В тот час и Брога не сидел дома. На Слободе со свободой легче было, все -- охотники. Как научился ходить, так иди куда хочешь, добывай, что найдешь. Накануне он пообещал старшим, что принесет давно выслеженную им лису, свою первую настоящую добычу. Старшие и смеятся над ним не стали: седьмой год малому -- пора. Сами стали снаряжать его с макушки до пят. Наладили маленький лук, вручили маленькую сулицу и нож для обороны от других охотников, мохнорылых и зубастых. Еще положили в суму сломанную лисью кость, наговорив на нее, что положено. Наконец поставили малого на просмоленые лыжицы и дали для верности глаза и быстроты ног крепкий подзатыльник, полагавшийся всякому по первой охоте.

Собака хорошо шла по следу, но, приблизившись к дубраве, потянула носом в другую сторону, к реке, и навострила уши. Брога -- в ту пору просто Чиж, как и все его малые братья, -- замер, дошептал скорей уже несчитанный охотничий заговор и прислушался. Из-под обрыва, со стороны Свиного Омута, доносился настойчивый, злой стук. Хоть Чиж -- будущий воин Брога -- и разгорячился на бегу, а тут морозец сразу подкрался сзади и пробежал у него между лопатками. Оберегся Брога, погремел поясными коньками, и стал раздумывать, отойти ли подальше от неизвестной беды или сунуть свой любопытный нос, куда не просят.

Он запретил своей собаке подавать голос и пугать лаем нечистую силу, а сам подобрался к обрыву.

Туров последыш тем часом разошелся во всю мочь. Скинув зипун, он колошматил по льду долотом, уже не страшась, что угодит спящему водянику прямо по темени или разбудит-разозлит сома-свиноеда. Его охватила та неуемная злость, которая, вспыхнув внезапно, пугала всех родичей вокруг, не только мамок, сестер или собак, но тревожила и самого князя-старшину. И даже самого отца, князя-воеводу Хорога, заставляла мрачнеть и сводить грозные тучи-брови. Только древний Богит, жрец Даждьбожий, мог разом утихомирить последыша, положив ему на голову шершавую ладонь, похожую на остывший блин или ржаную лепешку. Еще удавалось успокоить его Коломиру, который прподнимал младшего за шиворот, как щенка за загривок. Тогда только затихал последыш, промокая слезами. Здесь же, на льду, не оказалось с ним ни Богита, ни Коломира, и некому было утихомирить малого, надумавшего для испуга старших поднять со дна всю омутную нечеловечью силу.

От ударов разлетались в стороны ледяные иглы. Княжич крепко зажмурился и колотил по льду в полной тьме, слушая только, как вздрагивает все живее под ногами зимняя твердь, и не ведая, что за ним наблюдают сверху две пары зорких глаз -- одна человечья, а другая собачья. А вскоре появилась и третья пара глаз -- самая зоркая, с двумя красными огоньками в зрачках. По дну лесной балки, с подветреной от охотника стороны, к заливу подошел волк-бирюк и стал смотреть. Он же первый и попятился прочь, когда княжич распластался на льду и сунул руку в прорубь.

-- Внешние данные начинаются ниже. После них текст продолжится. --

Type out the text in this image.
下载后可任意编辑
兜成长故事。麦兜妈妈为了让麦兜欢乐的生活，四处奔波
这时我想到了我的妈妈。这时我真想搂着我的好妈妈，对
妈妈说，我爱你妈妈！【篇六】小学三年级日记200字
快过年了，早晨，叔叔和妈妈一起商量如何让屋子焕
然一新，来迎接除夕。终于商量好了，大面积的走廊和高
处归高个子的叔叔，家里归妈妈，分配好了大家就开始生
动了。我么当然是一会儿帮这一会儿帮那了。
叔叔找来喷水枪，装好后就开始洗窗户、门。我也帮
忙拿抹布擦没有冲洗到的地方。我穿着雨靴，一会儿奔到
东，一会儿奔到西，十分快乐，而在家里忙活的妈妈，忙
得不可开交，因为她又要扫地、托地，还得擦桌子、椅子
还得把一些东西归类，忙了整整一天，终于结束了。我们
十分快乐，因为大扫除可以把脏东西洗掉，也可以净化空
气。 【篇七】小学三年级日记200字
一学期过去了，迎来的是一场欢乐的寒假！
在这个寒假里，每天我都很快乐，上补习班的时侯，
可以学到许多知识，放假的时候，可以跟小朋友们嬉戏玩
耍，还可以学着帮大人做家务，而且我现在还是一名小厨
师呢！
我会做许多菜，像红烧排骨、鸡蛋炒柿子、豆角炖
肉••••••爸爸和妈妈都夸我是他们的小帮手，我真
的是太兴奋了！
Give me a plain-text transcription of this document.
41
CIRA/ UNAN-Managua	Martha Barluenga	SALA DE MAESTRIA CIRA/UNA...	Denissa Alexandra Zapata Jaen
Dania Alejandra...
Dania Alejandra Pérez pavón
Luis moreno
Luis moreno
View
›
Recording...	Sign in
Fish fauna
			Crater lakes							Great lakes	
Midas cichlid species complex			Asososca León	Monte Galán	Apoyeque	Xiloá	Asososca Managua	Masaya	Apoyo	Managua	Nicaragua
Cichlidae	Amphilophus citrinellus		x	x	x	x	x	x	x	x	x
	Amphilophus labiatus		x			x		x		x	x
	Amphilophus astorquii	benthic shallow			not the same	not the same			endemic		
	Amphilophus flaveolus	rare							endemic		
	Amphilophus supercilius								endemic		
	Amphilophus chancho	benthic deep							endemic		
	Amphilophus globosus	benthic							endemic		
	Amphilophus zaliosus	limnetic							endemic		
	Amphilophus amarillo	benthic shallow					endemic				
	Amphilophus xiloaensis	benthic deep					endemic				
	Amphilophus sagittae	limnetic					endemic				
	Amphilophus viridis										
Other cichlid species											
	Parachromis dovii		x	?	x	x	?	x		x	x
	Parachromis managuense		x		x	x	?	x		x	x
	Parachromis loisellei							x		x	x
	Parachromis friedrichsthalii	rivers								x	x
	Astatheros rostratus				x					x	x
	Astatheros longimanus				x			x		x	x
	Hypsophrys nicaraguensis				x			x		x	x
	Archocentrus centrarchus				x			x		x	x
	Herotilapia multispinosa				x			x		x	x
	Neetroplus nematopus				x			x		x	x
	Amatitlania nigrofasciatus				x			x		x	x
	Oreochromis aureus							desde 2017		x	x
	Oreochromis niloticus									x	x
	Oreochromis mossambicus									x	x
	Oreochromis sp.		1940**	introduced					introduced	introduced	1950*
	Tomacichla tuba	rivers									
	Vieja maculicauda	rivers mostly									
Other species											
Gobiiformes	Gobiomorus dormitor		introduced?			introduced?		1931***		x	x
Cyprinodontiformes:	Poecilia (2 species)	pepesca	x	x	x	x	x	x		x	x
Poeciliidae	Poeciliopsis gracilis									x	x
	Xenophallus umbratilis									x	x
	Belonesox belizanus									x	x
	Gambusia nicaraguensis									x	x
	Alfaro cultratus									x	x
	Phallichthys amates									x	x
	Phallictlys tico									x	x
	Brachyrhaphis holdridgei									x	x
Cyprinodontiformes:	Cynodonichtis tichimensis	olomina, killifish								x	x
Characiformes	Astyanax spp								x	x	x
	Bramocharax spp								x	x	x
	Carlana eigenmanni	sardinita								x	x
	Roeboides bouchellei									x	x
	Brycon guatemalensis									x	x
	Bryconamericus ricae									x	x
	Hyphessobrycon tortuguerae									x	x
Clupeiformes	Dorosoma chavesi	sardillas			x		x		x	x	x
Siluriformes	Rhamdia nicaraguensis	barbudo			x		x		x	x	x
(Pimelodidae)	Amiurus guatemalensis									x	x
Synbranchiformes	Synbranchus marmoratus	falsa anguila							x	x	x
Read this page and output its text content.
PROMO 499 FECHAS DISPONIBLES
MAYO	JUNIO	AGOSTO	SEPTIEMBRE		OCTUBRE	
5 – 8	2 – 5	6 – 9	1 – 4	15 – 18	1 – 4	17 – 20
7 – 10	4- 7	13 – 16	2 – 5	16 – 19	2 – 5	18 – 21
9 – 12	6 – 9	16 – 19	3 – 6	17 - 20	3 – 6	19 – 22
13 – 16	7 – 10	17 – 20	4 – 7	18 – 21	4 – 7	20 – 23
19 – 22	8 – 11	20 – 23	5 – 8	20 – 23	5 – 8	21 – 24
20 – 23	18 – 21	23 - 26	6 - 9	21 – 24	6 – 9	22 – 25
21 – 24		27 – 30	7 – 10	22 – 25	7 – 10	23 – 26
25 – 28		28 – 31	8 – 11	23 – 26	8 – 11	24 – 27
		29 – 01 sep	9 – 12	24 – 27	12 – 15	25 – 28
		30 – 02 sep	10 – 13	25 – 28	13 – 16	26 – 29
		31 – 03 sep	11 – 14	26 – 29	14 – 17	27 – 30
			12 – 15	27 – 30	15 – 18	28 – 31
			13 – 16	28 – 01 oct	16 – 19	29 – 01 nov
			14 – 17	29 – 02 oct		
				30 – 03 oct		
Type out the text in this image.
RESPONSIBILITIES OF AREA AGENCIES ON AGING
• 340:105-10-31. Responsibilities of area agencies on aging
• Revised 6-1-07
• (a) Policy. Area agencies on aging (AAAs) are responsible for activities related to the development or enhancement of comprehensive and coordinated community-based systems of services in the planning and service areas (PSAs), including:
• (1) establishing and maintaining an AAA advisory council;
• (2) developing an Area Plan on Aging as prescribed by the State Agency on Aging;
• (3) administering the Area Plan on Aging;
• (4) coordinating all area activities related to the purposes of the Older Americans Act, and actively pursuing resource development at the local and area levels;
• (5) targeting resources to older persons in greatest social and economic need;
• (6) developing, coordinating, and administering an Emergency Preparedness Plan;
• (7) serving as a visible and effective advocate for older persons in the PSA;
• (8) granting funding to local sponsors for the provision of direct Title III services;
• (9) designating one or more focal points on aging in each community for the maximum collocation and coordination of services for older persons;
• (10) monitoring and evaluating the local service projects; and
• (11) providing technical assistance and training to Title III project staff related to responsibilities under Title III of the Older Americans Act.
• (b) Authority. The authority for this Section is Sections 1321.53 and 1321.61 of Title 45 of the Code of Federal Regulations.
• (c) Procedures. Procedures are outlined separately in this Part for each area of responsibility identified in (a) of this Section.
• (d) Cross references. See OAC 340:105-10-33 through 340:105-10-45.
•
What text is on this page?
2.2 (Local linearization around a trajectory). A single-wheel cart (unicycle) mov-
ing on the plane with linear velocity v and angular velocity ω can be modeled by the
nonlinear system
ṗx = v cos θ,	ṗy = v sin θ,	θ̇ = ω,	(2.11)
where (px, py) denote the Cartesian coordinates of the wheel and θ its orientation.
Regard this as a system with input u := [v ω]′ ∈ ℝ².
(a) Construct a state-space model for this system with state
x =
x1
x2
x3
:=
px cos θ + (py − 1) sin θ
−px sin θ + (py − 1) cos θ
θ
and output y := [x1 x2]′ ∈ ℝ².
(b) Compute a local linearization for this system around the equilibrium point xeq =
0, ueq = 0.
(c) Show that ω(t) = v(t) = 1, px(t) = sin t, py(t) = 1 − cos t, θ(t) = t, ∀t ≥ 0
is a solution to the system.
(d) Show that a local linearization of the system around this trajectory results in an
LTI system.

Золотая монета упала на темную воду и не сразу пошла вглубь, так застоялся за зиму омут. Княжич ткнул ее долотом и стал призывать на службу водяного.

У старого волка приподнялась шерсть сначала на загривке, а потом и на седом переносье. У него помутились зрачки, и он попятился назад, роняя из ноздрей на снег капли темной крови.

Страшно стало и слободскому охотнику, но ему было стыдно потерять свою первую, самую крепкую охотничью храбрость, которой с ним поделились на Слободе и снабдили вскладчину старшие. Без той первой храбрости не прижилась бы потом в его душе на целую жизнь и своя, кровная. Чиж-Брога только отодвинулся в сторону, оставив свой страх остывать на снегу. Собаки уже не было с ним, она еще раньше волка стала отступать, поджимая хвост и тонко скуля, отошла далеко и стала думать, не пора ли кинуться в Слободу за спасением.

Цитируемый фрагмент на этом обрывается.